Met name op foto's valt op dat ik kaal word. Ik bedoel: kaal ben. Als ik in spiegels kijk, in een constructie van meerdere spiegels, om de bovenkant en de achterkant van mijn hoofd in beeld te brengen, dan vind ik mezelf een stuk minder kaal dan op foto's. Ik denk dat de waarheid tussen de foto's en de spiegels in ligt, maar die waarheid is wel dat ik kalig ben. De haren op mijn hoofd zijn minder talrijk dan toen ze eindexamen deden (en ik, grappig genoeg, behoorlijk ontevreden over ze was).

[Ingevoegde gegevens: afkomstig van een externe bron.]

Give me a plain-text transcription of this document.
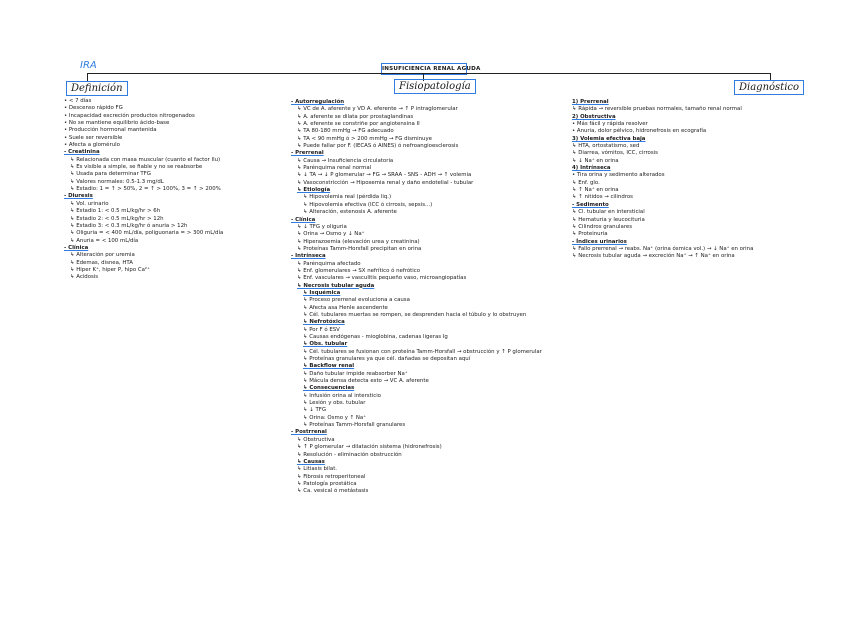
IRA	INSUFICIENCIA RENAL AGUDA
Definición	Fisiopatología	Diagnóstico
• < 7 días
• Descenso rápido FG
• Incapacidad excreción productos nitrogenados
• No se mantiene equilibrio ácido-base
• Producción hormonal mantenida
• Suele ser reversible
• Afecta a glomérulo
- Creatinina
↳ Relacionada con masa muscular (cuanto el factor Ilu)
↳ Es visible a simple, se fiable y no se reabsorbe
↳ Usada para determinar TFG
↳ Valores normales: 0.5-1.3 mg/dL
↳ Estadio: 1 = ↑ > 50%, 2 = ↑ > 100%, 3 = ↑ > 200%
- Diuresis
↳ Vol. urinario
↳ Estadio 1: < 0.5 mL/kg/hr > 6h
↳ Estadio 2: < 0.5 mL/kg/hr > 12h
↳ Estadio 3: < 0.3 mL/kg/hr ó anuria > 12h
↳ Oliguria = < 400 mL/día, poliguonaria = > 300 mL/día
↳ Anuria = < 100 mL/día
- Clínica
↳ Alteración por uremia
↳ Edemas, disnea, HTA
↳ Hiper K⁺, hiper P, hipo Ca²⁺
↳ Acidosis
- Autorregulación
↳ VC de A. aferente y VD A. eferente → ↑ P intraglomerular
↳ A. aferente se dilata por prostaglandinas
↳ A. eferente se constriñe por angiotensina II
↳ TA 80-180 mmHg → FG adecuado
↳ TA < 90 mmHg ó > 200 mmHg → FG disminuye
↳ Puede fallar por F. (IECAS ó AINES) ó nefroangioesclerosis
- Prerrenal
↳ Causa → Insuficiencia circulatoria
↳ Parénquima renal normal
↳ ↓ TA → ↓ P glomerular → FG → SRAA - SNS - ADH → ↑ volemia
↳ Vasoconstricción → Hipoxemia renal y daño endotelial - tubular
↳ Etiología
↳ Hipovolemia real (pérdida liq.)
↳ Hipovolemia efectiva (ICC ó cirrosis, sepsis...)
↳ Alteración, estenosis A. aferente
- Clínica
↳ ↓ TFG y oliguria
↳ Orina → Osmo y ↓ Na⁺
↳ Hiperazoemia (elevación urea y creatinina)
↳ Proteínas Tamm-Horsfall precipitan en orina
- Intrínseca
↳ Parénquima afectado
↳ Enf. glomerulares → SX nefrítico ó nefrótico
↳ Enf. vasculares → vasculitis pequeño vaso, microangiopatías
↳ Necrosis tubular aguda
↳ Isquémica
↳ Proceso prerrenal evoluciona a causa
↳ Afecta asa Henle ascendente
↳ Cél. tubulares muertas se rompen, se desprenden hacia el túbulo y lo obstruyen
↳ Nefrotóxica
↳ Por F ó ESV
↳ Causas endógenas - mioglobina, cadenas ligeras Ig
↳ Obs. tubular
↳ Cél. tubulares se fusionan con proteína Tamm-Horsfall → obstrucción y ↑ P glomerular
↳ Proteínas granulares ya que cél. dañadas se depositan aquí
↳ Backflow renal
↳ Daño tubular impide reabsorber Na⁺
↳ Mácula densa detecta esto → VC A. aferente
↳ Consecuencias
↳ Infusión orina al intersticio
↳ Lesión y obs. tubular
↳ ↓ TFG
↳ Orina: Osmo y ↑ Na⁺
↳ Proteínas Tamm-Horsfall granulares
- Postrrenal
↳ Obstructiva
↳ ↑ P glomerular → dilatación sistema (hidronefrosis)
↳ Resolución - eliminación obstrucción
↳ Causas
↳ Litiasis bilat.
↳ Fibrosis retroperitoneal
↳ Patología prostática
↳ Ca. vesical ó metástasis
1) Prerrenal
↳ Rápida → reversible pruebas normales, tamaño renal normal
2) Obstructiva
• Más fácil y rápida resolver
• Anuria, dolor pélvico, hidronefrosis en ecografía
3) Volemia efectiva baja
↳ HTA, ortostatismo, sed
↳ Diarrea, vómitos, ICC, cirrosis
↳ ↓ Na⁺ en orina
4) Intrínseca
• Tira orina y sedimento alterados
↳ Enf. glo.
↳ ↑ Na⁺ en orina
↳ ↑ nitidos → cilindros
- Sedimento
↳ Cl. tubular en intersticial
↳ Hematuria y leucocituria
↳ Cilindros granulares
↳ Proteinuria
- Índices urinarios
↳ Fallo prerrenal → reabs. Na⁺ (orina ósmica vol.) → ↓ Na⁺ en orina
↳ Necrosis tubular aguda → excreción Na⁺ → ↑ Na⁺ en orina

Ik zie veel mannen die zo oud zijn als ik - en mezelf ook - met kaligheid boven hun voorhoofd en achterop hun hoofd, die dan al het haar - en dat kan best nog een hoop zijn - van hun hoofd af scheren. Ik vond het bevrijdend, om helemaal kaal niet meer over mijn haar te hoeven nadenken. Zoals ik niet meer over een been zou hoeven nadenken, na amputatie. Tja. Haar is misschien dood materiaal, het is wel mijn dode materiaal.

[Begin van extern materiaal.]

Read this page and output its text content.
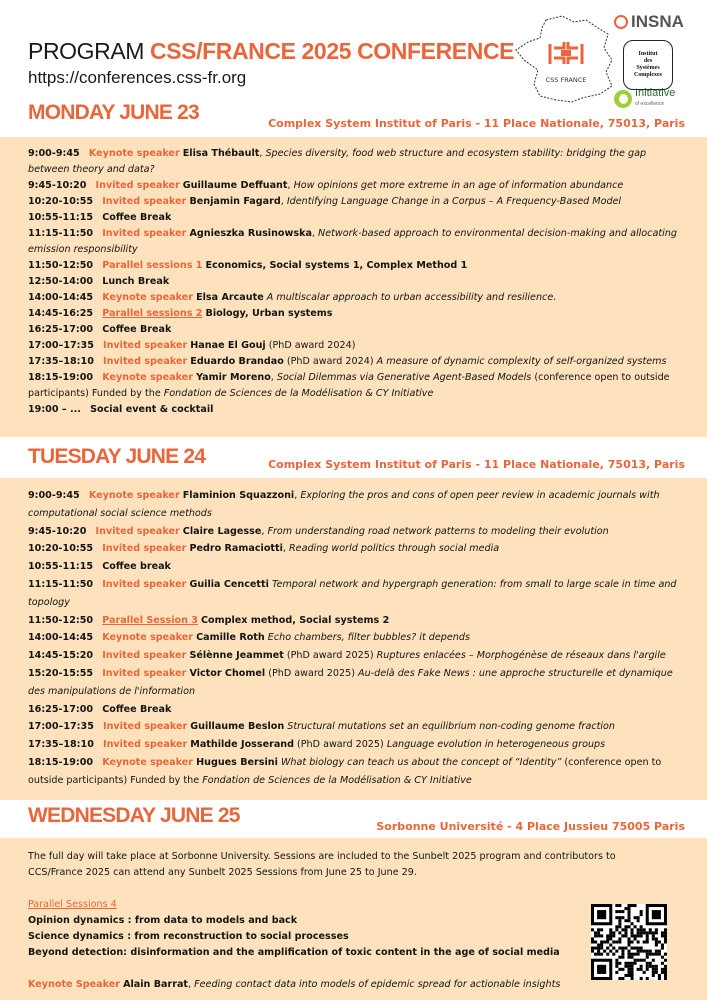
PROGRAM CSS/FRANCE 2025 CONFERENCE
https://conferences.css-fr.org	CSS FRANCE
INSNA
Institut
des
Systèmes
Complexes
Initiative
of excellence
MONDAY JUNE 23	Complex System Institut of Paris - 11 Place Nationale, 75013, Paris

9:00-9:45 Keynote speaker Elisa Thébault, Species diversity, food web structure and ecosystem stability: bridging the gap between theory and data?

9:45-10:20 Invited speaker Guillaume Deffuant, How opinions get more extreme in an age of information abundance

10:20-10:55 Invited speaker Benjamin Fagard, Identifying Language Change in a Corpus – A Frequency-Based Model

10:55-11:15 Coffee Break

11:15-11:50 Invited speaker Agnieszka Rusinowska, Network-based approach to environmental decision-making and allocating emission responsibility

11:50-12:50 Parallel sessions 1 Economics, Social systems 1, Complex Method 1

12:50-14:00 Lunch Break

14:00-14:45 Keynote speaker Elsa Arcaute A multiscalar approach to urban accessibility and resilience.

14:45-16:25 Parallel sessions 2 Biology, Urban systems

16:25-17:00 Coffee Break

17:00–17:35 Invited speaker Hanae El Gouj (PhD award 2024)

17:35–18:10 Invited speaker Eduardo Brandao (PhD award 2024) A measure of dynamic complexity of self-organized systems

18:15-19:00 Keynote speaker Yamir Moreno, Social Dilemmas via Generative Agent-Based Models (conference open to outside participants) Funded by the Fondation de Sciences de la Modélisation & CY Initiative

19:00 – ... Social event & cocktail

TUESDAY JUNE 24	Complex System Institut of Paris - 11 Place Nationale, 75013, Paris

9:00-9:45 Keynote speaker Flaminion Squazzoni, Exploring the pros and cons of open peer review in academic journals with computational social science methods

9:45-10:20 Invited speaker Claire Lagesse, From understanding road network patterns to modeling their evolution

10:20-10:55 Invited speaker Pedro Ramaciotti, Reading world politics through social media

10:55-11:15 Coffee break

11:15-11:50 Invited speaker Guilia Cencetti Temporal network and hypergraph generation: from small to large scale in time and topology

11:50-12:50 Parallel Session 3 Complex method, Social systems 2

14:00-14:45 Keynote speaker Camille Roth Echo chambers, filter bubbles? it depends

14:45-15:20 Invited speaker Sélènne Jeammet (PhD award 2025) Ruptures enlacées – Morphogénèse de réseaux dans l'argile

15:20-15:55 Invited speaker Victor Chomel (PhD award 2025) Au-delà des Fake News : une approche structurelle et dynamique des manipulations de l'information

16:25-17:00 Coffee Break

17:00–17:35 Invited speaker Guillaume Beslon Structural mutations set an equilibrium non-coding genome fraction

17:35–18:10 Invited speaker Mathilde Josserand (PhD award 2025) Language evolution in heterogeneous groups

18:15-19:00 Keynote speaker Hugues Bersini What biology can teach us about the concept of “Identity” (conference open to outside participants) Funded by the Fondation de Sciences de la Modélisation & CY Initiative

WEDNESDAY JUNE 25	Sorbonne Université - 4 Place Jussieu 75005 Paris

The full day will take place at Sorbonne University. Sessions are included to the Sunbelt 2025 program and contributors to CCS/France 2025 can attend any Sunbelt 2025 Sessions from June 25 to June 29.

Parallel Sessions 4

Opinion dynamics : from data to models and back

Science dynamics : from reconstruction to social processes

Beyond detection: disinformation and the amplification of toxic content in the age of social media

Keynote Speaker Alain Barrat, Feeding contact data into models of epidemic spread for actionable insights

Ik ben de laatste weken mijn haar er dus weer aan het opzetten. Eigenlijk wil ik het haar van Nico Haak. Gewoon groeien, dan gaat dat vanzelf, als ik krullen zou hebben. Alleen degene die het vaakst naar mij kijkt, wil niet naar mijn versie van het haar van Nico Haak kijken. De kapper heeft er nu iets van gekapt, van mijn haar. Hij gebruikte er zelfs een aansteker bij. Mijn amputatie is opgeheven.